Comprehensive Recommendations: Optimal Deployment Solutions for Different AI Workloads

Embedding/Reranker Tasks

  • First choice: OpenVINO INT8 GPU
  • Performance: Embedding batch processing 245 samples/s, Reranker single sample 33 pairs/s
  • Applicable scenarios: RAG pipeline, semantic search, document vectorization

LLM Generation Task

  • First choice: OpenVINO GenAI CPU (native INT4 format)
  • Performance: 8.5 tok/s generation speed
  • Alternative: llama.cpp SYCL GPU (6.9 tok/s)

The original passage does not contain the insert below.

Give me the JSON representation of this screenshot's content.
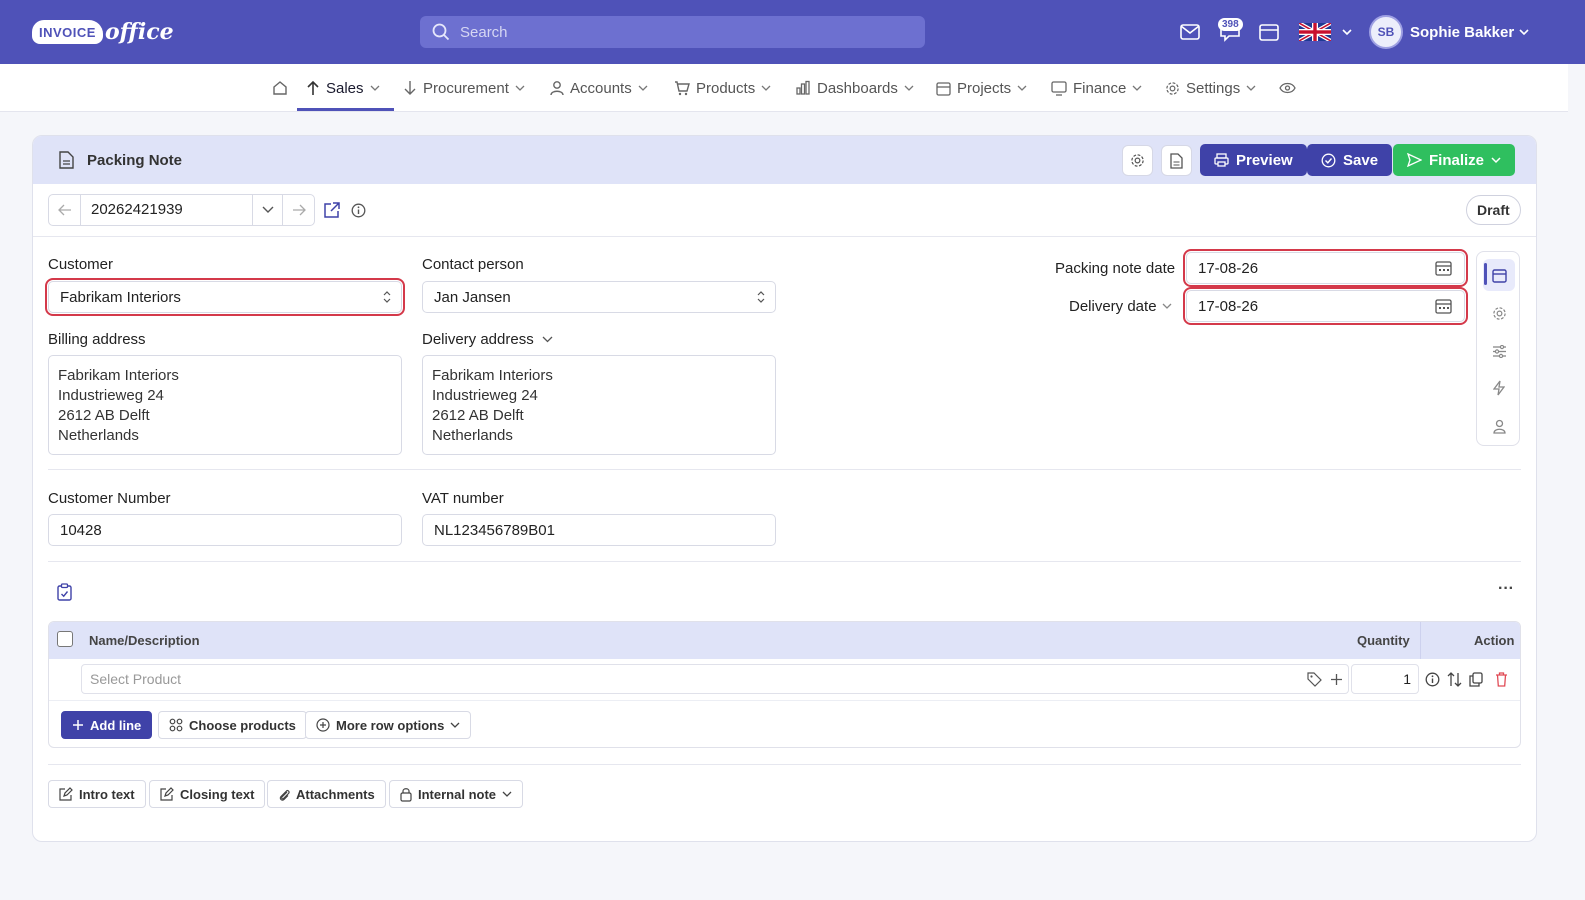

Hybrid Deployment Strategy

For a complete RAG system:

  • Use OpenVINO INT8 GPU for Embedding/Reranker
  • Use OpenVINO GenAI CPU for LLM generation
7

Section 07

Value and Limitations of Quantization Technology

Value

  • Performance improvement: 2-3x speed gain
  • Memory saving: Model size reduced by half or more
  • Quality loss: Negligible precision loss in Embedding/Reranker tasks

Limitations

Scenarios requiring high-precision numerical computation (e.g., scientific computing models) still need FP32/FP16 precision.